Now the French government has extended that crackdown further and deeper into French social life, with ongoing surveillance of schools and pupils’ essays, and forceful messages of “authorised” republican values.

It’s becoming clear that the “defence” of free speech in the wake of the Hebdo massacre was a disaster for free speech. The determination of the bully boys to make us all metaphorically link arms with the ambassador of Saudi Arabia, for godsake, rather than to engage critically with the way in which the state was using the cause for its own ends, has shown some people to be the proverbial useful idiots (one should stop using that phrase; it’s become clear that Lenin never said it), and others to be simply uncaring about the application of repression to those with no cultural power. Indeed, whether there is any great concern about free speech is debatable.

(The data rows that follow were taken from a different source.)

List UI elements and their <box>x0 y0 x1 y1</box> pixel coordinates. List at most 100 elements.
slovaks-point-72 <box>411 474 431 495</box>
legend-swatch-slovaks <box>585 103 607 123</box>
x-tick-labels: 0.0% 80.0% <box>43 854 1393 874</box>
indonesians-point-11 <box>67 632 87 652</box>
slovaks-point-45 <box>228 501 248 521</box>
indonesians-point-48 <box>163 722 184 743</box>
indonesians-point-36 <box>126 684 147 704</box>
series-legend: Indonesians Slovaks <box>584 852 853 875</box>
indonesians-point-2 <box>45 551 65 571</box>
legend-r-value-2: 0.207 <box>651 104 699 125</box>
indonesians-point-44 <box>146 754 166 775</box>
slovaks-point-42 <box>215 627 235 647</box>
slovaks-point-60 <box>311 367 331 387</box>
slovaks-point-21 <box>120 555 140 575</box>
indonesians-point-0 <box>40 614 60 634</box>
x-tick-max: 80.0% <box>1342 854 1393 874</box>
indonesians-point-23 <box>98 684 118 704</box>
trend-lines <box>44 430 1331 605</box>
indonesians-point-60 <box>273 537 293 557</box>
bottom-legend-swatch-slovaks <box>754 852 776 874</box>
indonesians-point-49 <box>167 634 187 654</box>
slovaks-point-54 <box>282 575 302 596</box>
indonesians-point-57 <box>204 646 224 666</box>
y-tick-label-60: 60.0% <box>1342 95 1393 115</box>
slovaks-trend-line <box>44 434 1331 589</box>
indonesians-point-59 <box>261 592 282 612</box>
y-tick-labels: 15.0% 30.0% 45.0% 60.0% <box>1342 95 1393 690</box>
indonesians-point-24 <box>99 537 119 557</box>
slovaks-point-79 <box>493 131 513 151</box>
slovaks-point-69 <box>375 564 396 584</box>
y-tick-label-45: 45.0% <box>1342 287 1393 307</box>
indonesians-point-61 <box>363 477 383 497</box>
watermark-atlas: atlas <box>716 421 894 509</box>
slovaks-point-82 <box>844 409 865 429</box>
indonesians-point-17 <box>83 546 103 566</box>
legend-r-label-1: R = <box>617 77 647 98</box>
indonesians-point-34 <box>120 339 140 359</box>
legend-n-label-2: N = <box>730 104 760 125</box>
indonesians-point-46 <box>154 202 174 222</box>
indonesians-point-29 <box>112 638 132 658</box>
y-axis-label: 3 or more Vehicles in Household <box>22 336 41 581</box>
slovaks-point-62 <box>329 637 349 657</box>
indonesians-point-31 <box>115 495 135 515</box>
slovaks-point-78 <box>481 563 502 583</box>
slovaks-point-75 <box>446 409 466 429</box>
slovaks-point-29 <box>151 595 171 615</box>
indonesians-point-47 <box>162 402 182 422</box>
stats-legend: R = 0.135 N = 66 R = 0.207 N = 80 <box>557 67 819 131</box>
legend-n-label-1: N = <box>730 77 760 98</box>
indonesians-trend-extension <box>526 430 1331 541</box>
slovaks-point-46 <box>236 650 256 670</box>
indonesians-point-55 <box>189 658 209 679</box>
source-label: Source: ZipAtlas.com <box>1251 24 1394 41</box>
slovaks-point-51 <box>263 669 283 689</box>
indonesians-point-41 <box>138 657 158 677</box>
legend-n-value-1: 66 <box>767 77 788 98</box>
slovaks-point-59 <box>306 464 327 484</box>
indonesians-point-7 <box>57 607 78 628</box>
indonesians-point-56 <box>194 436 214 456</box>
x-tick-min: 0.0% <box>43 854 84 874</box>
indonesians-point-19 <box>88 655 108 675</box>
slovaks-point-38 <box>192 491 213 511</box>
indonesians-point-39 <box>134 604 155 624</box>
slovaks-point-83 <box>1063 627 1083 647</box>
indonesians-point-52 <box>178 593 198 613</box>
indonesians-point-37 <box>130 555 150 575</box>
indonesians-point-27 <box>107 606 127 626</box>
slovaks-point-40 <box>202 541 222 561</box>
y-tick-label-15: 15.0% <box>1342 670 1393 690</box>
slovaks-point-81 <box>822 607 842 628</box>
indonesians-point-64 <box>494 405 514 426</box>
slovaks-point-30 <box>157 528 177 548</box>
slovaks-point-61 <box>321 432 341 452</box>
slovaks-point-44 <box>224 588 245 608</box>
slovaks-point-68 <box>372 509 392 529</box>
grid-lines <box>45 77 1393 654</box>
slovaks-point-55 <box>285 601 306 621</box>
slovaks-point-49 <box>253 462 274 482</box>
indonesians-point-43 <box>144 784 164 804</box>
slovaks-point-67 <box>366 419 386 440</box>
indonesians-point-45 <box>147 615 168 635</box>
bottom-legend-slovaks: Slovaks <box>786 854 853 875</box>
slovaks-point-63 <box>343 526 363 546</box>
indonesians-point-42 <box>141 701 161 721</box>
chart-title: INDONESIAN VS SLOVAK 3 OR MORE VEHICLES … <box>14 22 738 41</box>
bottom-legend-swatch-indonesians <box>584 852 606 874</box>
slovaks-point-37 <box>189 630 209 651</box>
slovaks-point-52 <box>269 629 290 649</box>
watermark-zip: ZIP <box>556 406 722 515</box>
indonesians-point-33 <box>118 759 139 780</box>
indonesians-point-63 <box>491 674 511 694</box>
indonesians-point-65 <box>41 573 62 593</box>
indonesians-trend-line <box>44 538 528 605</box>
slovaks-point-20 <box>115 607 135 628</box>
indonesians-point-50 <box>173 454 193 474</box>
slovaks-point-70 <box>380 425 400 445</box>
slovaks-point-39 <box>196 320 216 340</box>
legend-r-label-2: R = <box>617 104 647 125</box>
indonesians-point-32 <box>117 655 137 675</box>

“Free speech” is taken as a content-free marker of “Western civilisation” in what is really preparatory work for a renewed “clash of civilisations” i.e. renewed war of power blocs. Many of the “free speech” advocates, from left and right, are making the same trek that occurred in the ’30s — from the centre across the right to the hard right, and something darker.

They protested against lethal killers who, by their actions, showed they had no interest in a dialogue of means and ends. Yet they say nothing to a republic that holds itself up to be the first modern state founded on reason, and thus presumably open to dialogue.

It’s the sort of bleak absurdity that would find a place in Charlie Hebdo — if that publication had not been killed, not by ruthless killers, but by the tender embrace of the state and the creation of authorised  satire. For the long war for freedom no sacrifice is too great, including freedom.